In second grade, I made my first best friend. To keep everyone anonymous, let's just call her Jane. Well, Jane and I hit it off right away. We hung out at each other's houses literally four times a week. (My parents and her parents shared babysitting.) We would play Pokemon on our gameboys (I was 7 when the first pokemon game came out, and it was all the rave!), play pokemon cards (again, all the rave), go on bike rides, watch TV, watch movies... you get the picture. I also was really involved in sports. I played softball, soccer, and basketball. I made TONS of new friends there. Again, really popular.
Then when 6th grade rolled around, everything went to sh#t. Out of nowhere, all of my friends disowned and ousted me. LITERALLY (and I mean quite literally) I lost all of my friends in one day. ONE DAY. I have no idea why or what I did, but everyone hated me. They turned on me. Even my own best friend disowned me. And for the life of me, I could not figure out what I did wrong (and I still can't). I mean, the day before, everything was fine...? I had literally went to hang out with Jane at her house the previous day. (But to be fair, this is around the time my mental illnesses started to take place.)
Basically, I had gone to sit down with my "friends" at lunch, and they told me, "no, you can't sit here anymore. Someone else is sitting there." And sitting in front of me on the table was a bag of cheesy whales. So obviously they pretended that someone was sitting there by putting the cheesy whales there... but I knew that the only one who brought cheesy whales to school was my best friend, Jane. (Everyone else brought Goldfish.) So I knew it was her who did that. HER IN SPECIFIC. Like she was the "mastermind" behind all of this.
Then I just politely got up without saying a word and proceeded to sit down at an empty table where some other loner was sitting. We'll call him Mike. Then everyone stared at me. Whatever. Surprisingly, I wasn't crying or anything.

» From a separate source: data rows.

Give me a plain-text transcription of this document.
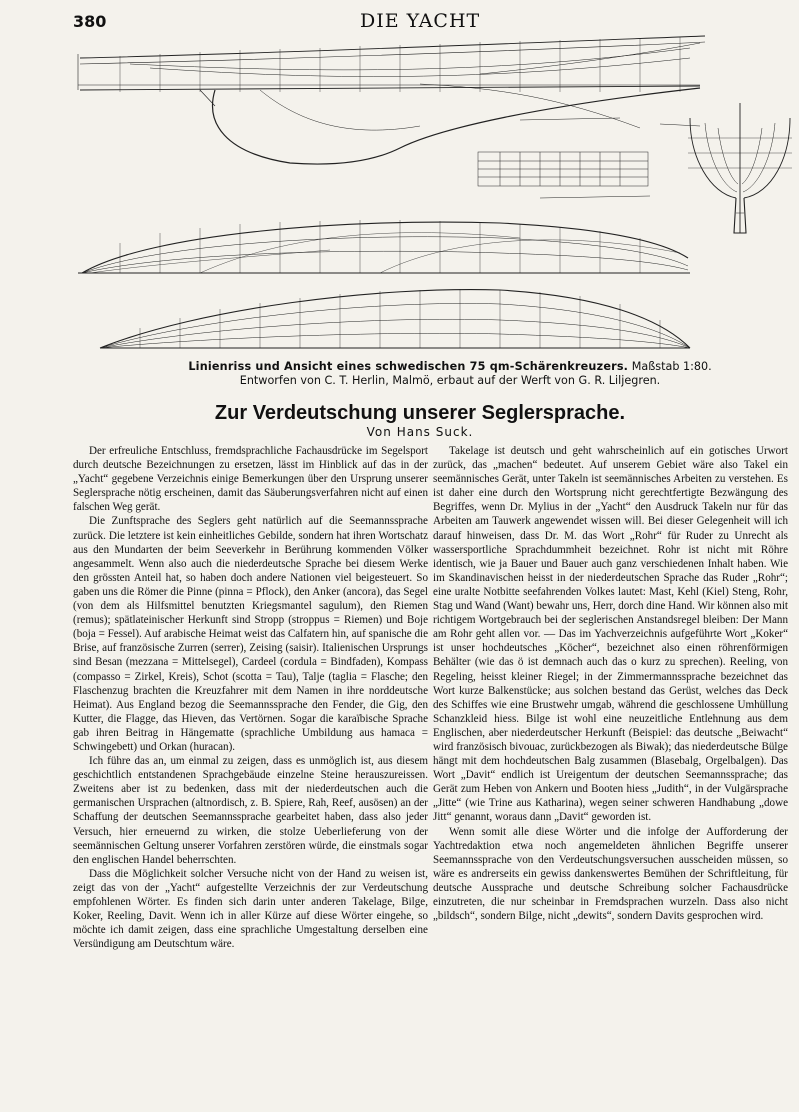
380	DIE YACHT
Linienriss und Ansicht eines schwedischen 75 qm-Schärenkreuzers. Maßstab 1:80.
Entworfen von C. T. Herlin, Malmö, erbaut auf der Werft von G. R. Liljegren.
Zur Verdeutschung unserer Seglersprache.
Von Hans Suck.

Der erfreuliche Entschluss, fremdsprachliche Fachausdrücke im Segelsport durch deutsche Bezeichnungen zu ersetzen, lässt im Hinblick auf das in der „Yacht“ gegebene Verzeichnis einige Bemerkungen über den Ursprung unserer Seglersprache nötig erscheinen, damit das Säuberungsverfahren nicht auf einen falschen Weg gerät.

Die Zunftsprache des Seglers geht natürlich auf die Seemannssprache zurück. Die letztere ist kein einheitliches Gebilde, sondern hat ihren Wortschatz aus den Mundarten der beim Seeverkehr in Berührung kommenden Völker angesammelt. Wenn also auch die niederdeutsche Sprache bei diesem Werke den grössten Anteil hat, so haben doch andere Nationen viel beigesteuert. So gaben uns die Römer die Pinne (pinna = Pflock), den Anker (ancora), das Segel (von dem als Hilfsmittel benutzten Kriegsmantel sagulum), den Riemen (remus); spätlateinischer Herkunft sind Stropp (stroppus = Riemen) und Boje (boja = Fessel). Auf arabische Heimat weist das Calfatern hin, auf spanische die Brise, auf französische Zurren (serrer), Zeising (saisir). Italienischen Ursprungs sind Besan (mezzana = Mittelsegel), Cardeel (cordula = Bindfaden), Kompass (compasso = Zirkel, Kreis), Schot (scotta = Tau), Talje (taglia = Flasche; den Flaschenzug brachten die Kreuzfahrer mit dem Namen in ihre norddeutsche Heimat). Aus England bezog die Seemannssprache den Fender, die Gig, den Kutter, die Flagge, das Hieven, das Vertörnen. Sogar die karaïbische Sprache gab ihren Beitrag in Hängematte (sprachliche Umbildung aus hamaca = Schwingebett) und Orkan (huracan).

Ich führe das an, um einmal zu zeigen, dass es unmöglich ist, aus diesem geschichtlich entstandenen Sprachgebäude einzelne Steine herauszureissen. Zweitens aber ist zu bedenken, dass mit der niederdeutschen auch die germanischen Ursprachen (altnordisch, z. B. Spiere, Rah, Reef, ausösen) an der Schaffung der deutschen Seemannssprache gearbeitet haben, dass also jeder Versuch, hier erneuernd zu wirken, die stolze Ueberlieferung von der seemännischen Geltung unserer Vorfahren zerstören würde, die einstmals sogar den englischen Handel beherrschten.

Dass die Möglichkeit solcher Versuche nicht von der Hand zu weisen ist, zeigt das von der „Yacht“ aufgestellte Verzeichnis der zur Verdeutschung empfohlenen Wörter. Es finden sich darin unter anderen Takelage, Bilge, Koker, Reeling, Davit. Wenn ich in aller Kürze auf diese Wörter eingehe, so möchte ich damit zeigen, dass eine sprachliche Umgestaltung derselben eine Versündigung am Deutschtum wäre.

Takelage ist deutsch und geht wahrscheinlich auf ein gotisches Urwort zurück, das „machen“ bedeutet. Auf unserem Gebiet wäre also Takel ein seemännisches Gerät, unter Takeln ist seemännisches Arbeiten zu verstehen. Es ist daher eine durch den Wortsprung nicht gerechtfertigte Bezwängung des Begriffes, wenn Dr. Mylius in der „Yacht“ den Ausdruck Takeln nur für das Arbeiten am Tauwerk angewendet wissen will. Bei dieser Gelegenheit will ich darauf hinweisen, dass Dr. M. das Wort „Rohr“ für Ruder zu Unrecht als wassersportliche Sprachdummheit bezeichnet. Rohr ist nicht mit Röhre identisch, wie ja Bauer und Bauer auch ganz verschiedenen Inhalt haben. Wie im Skandinavischen heisst in der niederdeutschen Sprache das Ruder „Rohr“; eine uralte Notbitte seefahrenden Volkes lautet: Mast, Kehl (Kiel) Steng, Rohr, Stag und Wand (Want) bewahr uns, Herr, dorch dine Hand. Wir können also mit richtigem Wortgebrauch bei der seglerischen Anstandsregel bleiben: Der Mann am Rohr geht allen vor. — Das im Yachverzeichnis aufgeführte Wort „Koker“ ist unser hochdeutsches „Köcher“, bezeichnet also einen röhrenförmigen Behälter (wie das ö ist demnach auch das o kurz zu sprechen). Reeling, von Regeling, heisst kleiner Riegel; in der Zimmermannssprache bezeichnet das Wort kurze Balkenstücke; aus solchen bestand das Gerüst, welches das Deck des Schiffes wie eine Brustwehr umgab, während die geschlossene Umhüllung Schanzkleid hiess. Bilge ist wohl eine neuzeitliche Entlehnung aus dem Englischen, aber niederdeutscher Herkunft (Beispiel: das deutsche „Beiwacht“ wird französisch bivouac, zurückbezogen als Biwak); das niederdeutsche Bülge hängt mit dem hochdeutschen Balg zusammen (Blasebalg, Orgelbalgen). Das Wort „Davit“ endlich ist Ureigentum der deutschen Seemannssprache; das Gerät zum Heben von Ankern und Booten hiess „Judith“, in der Vulgärsprache „Jitte“ (wie Trine aus Katharina), wegen seiner schweren Handhabung „dowe Jitt“ genannt, woraus dann „Davit“ geworden ist.

Wenn somit alle diese Wörter und die infolge der Aufforderung der Yachtredaktion etwa noch angemeldeten ähnlichen Begriffe unserer Seemannssprache von den Verdeutschungsversuchen ausscheiden müssen, so wäre es andrerseits ein gewiss dankenswertes Bemühen der Schriftleitung, für deutsche Aussprache und deutsche Schreibung solcher Fachausdrücke einzutreten, die nur scheinbar in Fremdsprachen wurzeln. Dass also nicht „bildsch“, sondern Bilge, nicht „dewits“, sondern Davits gesprochen wird.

Then a bunch of girls walked up to me and actually spat at me while I was sitting at the table. (Same day during lunch.) Then they took my lunch and knocked it off the table. wtf. They told me I didn't deserve friends and that I should go kill myself. (Literally, that's what they said.)
Then in every class I had (and seriously, I wish I were exaggerating), there was this girl who we'll call Elizabeth. Well, Elizabeth was my friend from kindergarten, and she kept telling everyone that I was a loner and that my only friend was Mike. That's the only thing she did.
Mike wasn't well liked. I think he was just very shy... but he was very greasy looking, as if he hadn't showered in weeks etc. etc.. So they were basically making fun of me and Mike. Like, "oh, you're friends with the gross kid". That kind of thing.
But that very same day during lunch (I know, right?), my "friends" came over to my table and told Mike that they wanted to be his friend. (No they didn't. They were sort of high maintenance and he was, well, pretty low maintenance.) They did it to make me feel even worse. And when I got up to pick up my lunch that they knocked off my table, Jane shoved me to the ground. Then they all laughed at me. wtf. And one of them even made me get a detention by telling the teacher that I called a child with Down's Syndrome "retarded". (I would never do that. I have a cousin with Down's Syndrome.) Yeah, got detention for 1 week straight.
Then during detention (next day during lunch), one of my good friends (we'll call him Jack) beat me up when the teacher wasn't looking. He punched my arm and then grabbed it so hard that he bruised it. And Elizabeth OF COURSE had to come by and say I should seriously think about killing myself "because everyone wants it". She even "offered" to get me a knife so that I could do it. She said I could try cutting my wrists with a plastic knife from the lunch room.
So obviously everyone had been planning this for weeks or something. IDK. But ever since then, I have never ever wanted to be social. I became paranoid. I was a huge reject and I didn't know what I did wrong. I became totally self conscious. I actually PREFERRED to be alone with no friends. I clammed up. Literally, my life had shattered before my eyes. My only guess is that I had undiagnosed mental illnesses that made me do something I didn't realize. (Definitely ADHD, and likely bipolar.)